Securities and Exchange Commission Chairman David S. Ruder warned the brokerage industry yesterday that the combination of the insider stock trading scandal and shoddy treatment of some individual investors on Black Monday has eroded public confidence in Wall Street.
In a speech to the Securities Industry Association meeting in Boca Raton, Fla., Ruder urged the brokerage firms -- now in the midst of cutting costs -- to bolster confidence by beefing up their regulatory and compliance departments. The SEC chairman also urged brokerage firms to pay more attention to the way they treat individual investors.
Reporting on the SEC's inquiry into the stock market's October plunge, Ruder said at a press conference that a preliminary investigation has revealed no evidence that major Wall Street firms manipulated futures contracts tied to New York Stock Exchange issues on Oct. 20 in order to reverse the market's slide.
On that day, a sudden upward movement in the Major Market Index, stock index futures contracts traded on the Chicago Board of Trade, apparently helped trigger a burst of buying on the New York Stock Exchange. The Major Market Index futures contracts are tied to prices of 20 leading NYSE stocks and permit investors to speculate on the future direction of NYSE prices. The Wall Street Journal has reported conjecture that several brokerage firms may have teamed up to push the Major Market Index futures higher on Oct. 20, but Ruder said the SEC has found no evidence of improper trading.
Ruder said data gathered by the SEC shows that some individual trades apparently were pushed aside by brokers and traders in favor of institutional trades in the volatile period in October that climaxed in a 508-point drop in the Dow Jones industrial average on Oct. 19, now known as Black Monday. In recent years, as giant pension funds, insurance companies and other institutional investors have dominated trading, the relative importance of individual investors as customers of some major Wall Street firms has decreased.
Ruder tempered his criticism by saying that despite some "glaring exceptions," the security industry is "deeply committed" to fair and honest markets and to high levels of professional standards. But he left little doubt that Wall Street had not scored well with the public this fall.
"Although I am pleased that our market systems showed strength through the recent October market break, I am concerned about the impact that the break may have on public confidence in the securities markets," Ruder said.
" ... We have heard from large numbers of investors who complained that during the market break they could not reach their brokers to place orders, or that brokers delayed in notifying them whether their trades had been executed.

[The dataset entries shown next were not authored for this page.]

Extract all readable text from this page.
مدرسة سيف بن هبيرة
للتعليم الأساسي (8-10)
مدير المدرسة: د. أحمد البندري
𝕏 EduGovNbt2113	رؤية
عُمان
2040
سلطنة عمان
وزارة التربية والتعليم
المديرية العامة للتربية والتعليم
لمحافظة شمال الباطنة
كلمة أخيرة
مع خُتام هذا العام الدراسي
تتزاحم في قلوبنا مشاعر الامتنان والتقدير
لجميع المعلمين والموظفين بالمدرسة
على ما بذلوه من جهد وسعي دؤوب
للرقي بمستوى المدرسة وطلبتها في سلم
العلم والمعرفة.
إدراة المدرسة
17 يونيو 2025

"The clear perception of many investors was that securities firms served their institutional customers at the expense of retail investors."
Noting that investor complaints to the SEC had more than doubled recently, Ruder summarized his views by stating that, "The events of October, coupled with the recent insider trading scandals, appear to have cast a shadow on the public perception of the industry's commitment to the small investor."
On another issue, Ruder, who is scheduled to testify before the Senate Banking Committee today on banking deregulation proposals, said the SEC believes that commercial banks should be allowed to expand into the securities business only if their securities activities are regulated by the agency. Congress is considering repeal or amendment of the Glass-Steagall Act, passed in 1933, which restricts the entry of commercial banks into businesses dominated by investment banking firms, such as underwriting (purchase and distribution to investors) of stock.
Ruder said the SEC would support repeal of Glass-Steagall only if banks conduct their securities activities through separate affiliates subject to SEC regulation. Among the reasons that banks have been prohibited from expanding dramatically into the securities business are the high risks of the business, concern about possible conflicts of interest and the strength of the investment banking lobby in Washington.
Also at the SIA meeting in Florida yesterday, New York Stock Exchange Chairman John J. Phelan Jr. said efforts to upgrade the industry's trading and communications capacity have been accelerated. The record 600 million-share trading days in October, more than three times normal trading, has prompted the NYSE to establish a special operations advisory committee, Phelan said, and the exchange plans to invest $200 million over the next five years on increasing trading capacity, including an expansion of its trading floor, according to the Associated Press. The severe demand for capital during the October stock plunge has led some NYSE specialist firms to seek partners with deeper pockets as protection against another crisis. The market's free fall tested the solvency of the exchange specialists, who have responsibility for maintaining orderly markets by buying when the public is selling and selling when the public is buying. Drexel Burnham Lambert Inc. became the latest cash-rich securities firm to announce an alliance with a specialist firm yesterday, when it disclosed a joint venture with Carl H. Pforzheiner & Co.
And in a sign that major institutional investors remain optimistic about the leveraged buyout business, Morgan Stanley Group Inc. announced that it has raised $1.1 billion in capital since the Oct. 19 collapse to invest in leveraged buyouts.